I turned and looked around to see if anyone noticed how ridiculous I appeared. Knowing full well smoking didn’t suit me, I tutted at myself and promptly stubbed it out. I always thought smoking was a mug’s game. The weather was typical. The sun was relaxing, the air was warm and balmy. It was nearing six and it felt like midday, but I loved this part of the world. Those who slate the States and its ‘lack of culture’ have generally never visited.
The Texan fey of rocky landscapes, retired, conservative cowboys and incredibly generous portions encroached on my preconceptions. This wasn’t the first time I had been here, but it was only the second.
I waited at a Doubletree for the night. My flight from the George Bush Intercontinental Airport to San Antonio was rescheduled for the next day. After admiring the vivid sky, American sunsets are so much more impressive, I went to my room for a quick rest. The rooms were good, high quality but nothing elite, I’m only here for one night.
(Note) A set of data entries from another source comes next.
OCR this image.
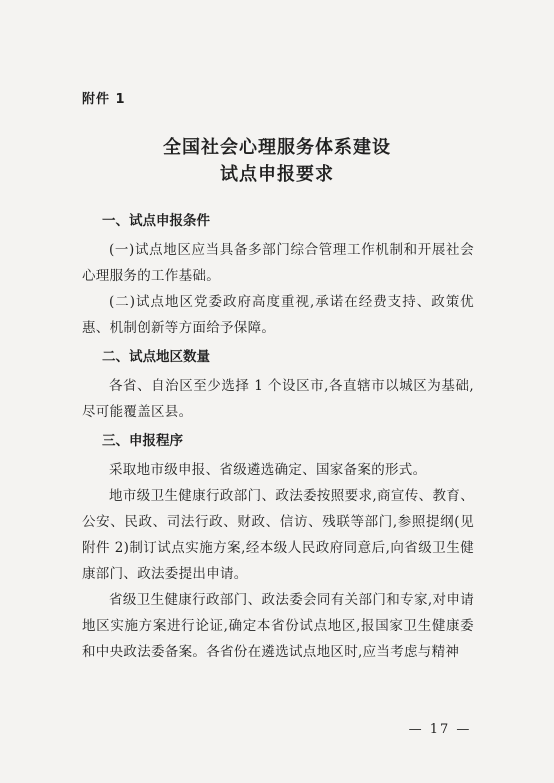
附件 1
全国社会心理服务体系建设
试点申报要求
一、试点申报条件
(一)试点地区应当具备多部门综合管理工作机制和开展社会心理服务的工作基础。
(二)试点地区党委政府高度重视,承诺在经费支持、政策优惠、机制创新等方面给予保障。
二、试点地区数量
各省、自治区至少选择 1 个设区市,各直辖市以城区为基础,尽可能覆盖区县。
三、申报程序
采取地市级申报、省级遴选确定、国家备案的形式。
地市级卫生健康行政部门、政法委按照要求,商宣传、教育、公安、民政、司法行政、财政、信访、残联等部门,参照提纲(见附件 2)制订试点实施方案,经本级人民政府同意后,向省级卫生健康部门、政法委提出申请。
省级卫生健康行政部门、政法委会同有关部门和专家,对申请地区实施方案进行论证,确定本省份试点地区,报国家卫生健康委和中央政法委备案。各省份在遴选试点地区时,应当考虑与精神
— 17 —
The day passed and I got a taxi to the airport. Terminal D, gate 9, my passage to a new experience. After spending an hour or two reading last month’s copy of The Economist (slightly tatty and of course out of date, but interesting all the same), I was called up, my seating group was next.
The aircraft was modest compared to the one I took over the Atlantic, naturally. I ordered just a coke. This small craft would feel the turbulence and I wasn’t up to motion sickness combined with alcohol, certainly not at ten in the morning. The flight was over in an hour and a half, and when I got out of the departure lounge, that repulsive woman was there waiting for me. The look on her face was one I could always rely on to be forlorn. She was sick with it.
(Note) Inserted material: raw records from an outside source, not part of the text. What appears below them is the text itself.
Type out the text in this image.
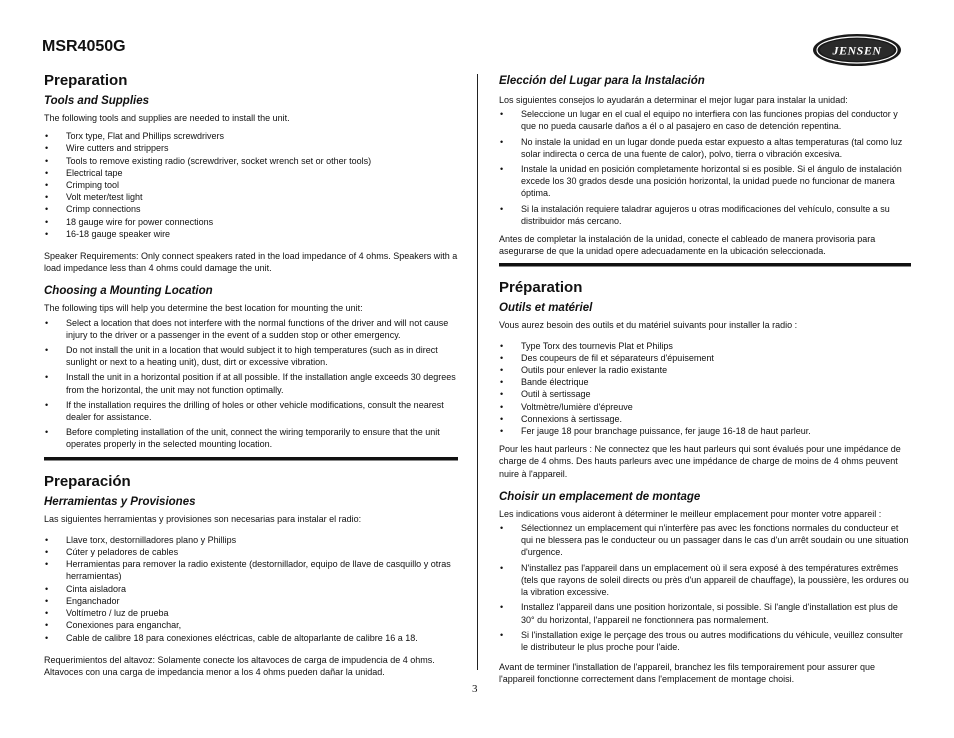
MSR4050G	JENSEN
Preparation
Tools and Supplies

The following tools and supplies are needed to install the unit.

• Torx type, Flat and Phillips screwdrivers
• Wire cutters and strippers
• Tools to remove existing radio (screwdriver, socket wrench set or other tools)
• Electrical tape
• Crimping tool
• Volt meter/test light
• Crimp connections
• 18 gauge wire for power connections
• 16-18 gauge speaker wire

Speaker Requirements: Only connect speakers rated in the load impedance of 4 ohms. Speakers with a load impedance less than 4 ohms could damage the unit.

Choosing a Mounting Location

The following tips will help you determine the best location for mounting the unit:

• Select a location that does not interfere with the normal functions of the driver and will not cause injury to the driver or a passenger in the event of a sudden stop or other emergency.
• Do not install the unit in a location that would subject it to high temperatures (such as in direct sunlight or next to a heating unit), dust, dirt or excessive vibration.
• Install the unit in a horizontal position if at all possible. If the installation angle exceeds 30 degrees from the horizontal, the unit may not function optimally.
• If the installation requires the drilling of holes or other vehicle modifications, consult the nearest dealer for assistance.
• Before completing installation of the unit, connect the wiring temporarily to ensure that the unit operates properly in the selected mounting location.
Preparación
Herramientas y Provisiones

Las siguientes herramientas y provisiones son necesarias para instalar el radio:

• Llave torx, destornilladores plano y Phillips
• Cúter y peladores de cables
• Herramientas para remover la radio existente (destornillador, equipo de llave de casquillo y otras herramientas)
• Cinta aisladora
• Enganchador
• Voltímetro / luz de prueba
• Conexiones para enganchar,
• Cable de calibre 18 para conexiones eléctricas, cable de altoparlante de calibre 16 a 18.

Requerimientos del altavoz: Solamente conecte los altavoces de carga de impudencia de 4 ohms. Altavoces con una carga de impedancia menor a los 4 ohms pueden dañar la unidad.

Elección del Lugar para la Instalación

Los siguientes consejos lo ayudarán a determinar el mejor lugar para instalar la unidad:

• Seleccione un lugar en el cual el equipo no interfiera con las funciones propias del conductor y que no pueda causarle daños a él o al pasajero en caso de detención repentina.
• No instale la unidad en un lugar donde pueda estar expuesto a altas temperaturas (tal como luz solar indirecta o cerca de una fuente de calor), polvo, tierra o vibración excesiva.
• Instale la unidad en posición completamente horizontal si es posible. Si el ángulo de instalación excede los 30 grados desde una posición horizontal, la unidad puede no funcionar de manera óptima.
• Si la instalación requiere taladrar agujeros u otras modificaciones del vehículo, consulte a su distribuidor más cercano.

Antes de completar la instalación de la unidad, conecte el cableado de manera provisoria para asegurarse de que la unidad opere adecuadamente en la ubicación seleccionada.

Préparation
Outils et matériel

Vous aurez besoin des outils et du matériel suivants pour installer la radio :

• Type Torx des tournevis Plat et Philips
• Des coupeurs de fil et séparateurs d'épuisement
• Outils pour enlever la radio existante
• Bande électrique
• Outil à sertissage
• Voltmètre/lumière d'épreuve
• Connexions à sertissage.
• Fer jauge 18 pour branchage puissance, fer jauge 16-18 de haut parleur.

Pour les haut parleurs : Ne connectez que les haut parleurs qui sont évalués pour une impédance de charge de 4 ohms. Des hauts parleurs avec une impédance de charge de moins de 4 ohms peuvent nuire à l'appareil.

Choisir un emplacement de montage

Les indications vous aideront à déterminer le meilleur emplacement pour monter votre appareil :

• Sélectionnez un emplacement qui n'interfère pas avec les fonctions normales du conducteur et qui ne blessera pas le conducteur ou un passager dans le cas d'un arrêt soudain ou une situation d'urgence.
• N'installez pas l'appareil dans un emplacement où il sera exposé à des températures extrêmes (tels que rayons de soleil directs ou près d'un appareil de chauffage), la poussière, les ordures ou la vibration excessive.
• Installez l'appareil dans une position horizontale, si possible. Si l'angle d'installation est plus de 30° du horizontal, l'appareil ne fonctionnera pas normalement.
• Si l'installation exige le perçage des trous ou autres modifications du véhicule, veuillez consulter le distributeur le plus proche pour l'aide.

Avant de terminer l'installation de l'appareil, branchez les fils temporairement pour assurer que l'appareil fonctionne correctement dans l'emplacement de montage choisi.

3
I wouldn’t expect her any other way.
“Is that all you packed?” she was always fairly cynical. And monotonous.
“I prefer to travel light” I replied. It was the best excuse I could give. The fact is my suitcase had little in it and I didn’t have a reason. Maybe I was just poor at packing.
I got in her monstrosity of a vehicle and she drove me to another hotel. It had nothing on the Doubletree. This is where I’d be staying at for the night.
“Don’t you dare do anything unplanned. Your father has been waiting for this and only recovered in time to get the flight here. I will not let this wedding slip at all. It will happen and it will go on without a hitch.”
“What do you take me for?” I smiled. My use of rhetoric saved her asking further. This saved me having to tell her anything.
I didn’t like the woman. At all. We got to the hotel and she said she was getting someone to pick me up at nine the next morning.
Just as well my flight to Austin was at seven. I was meeting someone there and I sure as hell wasn’t going to watch my dad marry that beast who drives a four by four like her kids went to school in The Outback.
“Trying to engage a sense of urgency,
I find myself creating an artifice
rather than enjoying a well earnt rest…”
-
“I have no worry. But why should I?
Avoiding a discourse into the existence of the future, may I just remember with you,
there’s no point crying over an upright glass
which,
as far as I can see,
is pleasantly still very much full of milk.”
-
“I should have let myself go long ago!
For now I fear I will be weary in the morning.”